ERDOGAN EN APUROS

Por HERMANN TERTSCH
ABC Sábado, 28.12.13

Nadie quiere inestabilidad política en un aliado de la OTAN, vecino de Siria e Irán. Pero los momentos de inestabilidad no se eligen


El Ejército está muy desactivado,  pero aún existe. Y también están los «gulenistas»

Un golpe de la Policía contra miembros de la propia elite gobernante puede ser una prueba del buen funcionamiento de un Estado en la lucha contra la corrupción. Como mensaje claro de que todo ciudadano, por alta e influyente que sea su posición o cargo, está sometido al dictado de la ley. También puede ser un caso de lucha por el poder en la cúpula de un Estado. Se vio hace poco en Corea del Norte.

En el caso que sacude estos días los cimientos del poder en Turquía todo sucede a un tiempo. Una parte del aparato del Estado se ha atrevido a atacar a la cúpula del poder político bajo el primer ministro Recep Tayyip Erdogan. Las protestas en Estambul por la especulación urbanística hace un año fue el primer movimiento contra un Erdogan que gobierna desde 2003 y ha sido todopoderoso e incuestionable. Son ya muchos los turcos que creen llegado el momento de frenar a un Erdogan erigido en caudillo de un país cada vez menos libre. Erdogan ha llegado a creer, dicen, que como Kemal Ataturk, él seria identificado con la patria y moriría en el poder. No será así. Quienes han decidido pasar a la acción con la operación policial del día 17 de diciembre que desencadenó toda la crisis sabían que declaraban la guerra a Erdogan y su gente.

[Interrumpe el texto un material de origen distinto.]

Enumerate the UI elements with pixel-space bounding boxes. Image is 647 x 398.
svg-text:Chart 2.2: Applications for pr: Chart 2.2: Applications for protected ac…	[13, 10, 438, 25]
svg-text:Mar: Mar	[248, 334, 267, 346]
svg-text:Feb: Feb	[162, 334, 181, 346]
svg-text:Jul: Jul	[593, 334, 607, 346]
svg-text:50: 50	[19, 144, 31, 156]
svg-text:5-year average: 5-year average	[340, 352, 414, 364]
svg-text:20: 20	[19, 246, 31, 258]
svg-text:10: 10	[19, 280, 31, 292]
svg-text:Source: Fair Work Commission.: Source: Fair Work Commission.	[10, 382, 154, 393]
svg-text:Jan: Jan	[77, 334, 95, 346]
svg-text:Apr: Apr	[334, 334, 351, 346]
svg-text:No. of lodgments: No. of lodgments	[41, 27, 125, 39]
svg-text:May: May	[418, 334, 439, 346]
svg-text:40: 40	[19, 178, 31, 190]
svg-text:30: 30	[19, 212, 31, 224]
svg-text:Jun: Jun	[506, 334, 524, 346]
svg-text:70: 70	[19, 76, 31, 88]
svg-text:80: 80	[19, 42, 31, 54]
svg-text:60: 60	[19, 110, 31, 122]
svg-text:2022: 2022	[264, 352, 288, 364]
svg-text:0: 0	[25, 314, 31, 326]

El ataque se ha realizado por un frente débil del AKP y muy obvio desde hace años: la rampante corrupción del entorno del Gobierno. A los hijos de los tres ministros que fueron los primeros en dimitir les intervinieron en sus casas dinero en efectivo suficiente para empapelar muchas de las urbanizaciones que promueven y construyen gracias al tráfico de influencias, abuso de poder, cohecho y una decena de delitos más de los que ahora deberán responder. El tercer ministro en dimitir en horas, el de infraestructuras, pidió a Erdogan que hiciera lo mismo. Éste no le ha hecho caso, obviamente. Pero sí ha tenido que sustituir a 10 de sus 25 ministros en un desesperado intento de lavado de cara gubernamental que no parece haberle funcionado.
Las manifestaciones continúan. Y la dimisión ayer de tres diputados del AKP revela que también en su partido se le pierde el miedo al primer ministro. Ya no son solo la juventud de Estambul y Ankara, las elites urbanas laicas y los kemalistas de izquierdas o derechas los que ven en el AKP, pero especialmente en Erdogan, la amenaza para la democracia, pero también para sus esfuerzos de no perder sus vínculos europeos y occidentales.


El Ejército turco, otrora todopoderoso guardián de las esencias laicas de Kemal Ataturk, está muy desactivado gracias a la persecución de sus generales y oficiales acusados de golpismo por Erdogan. Pero existe. Y también están los «gulenistas», seguidores de Fethula Gulen, un predicador en el exilio, ex aliado del AKP. Son muchos los enemigos de Erdogan y algunos han pasado a la ofensiva. Los síntomas de debilidad económica ayudan. Todo ello en un momento en el que nadie quiere inestabilidad política en un aliado de la OTAN, vecino de Iran y Siria. Pero los momentos de inestabilidad no se eligen.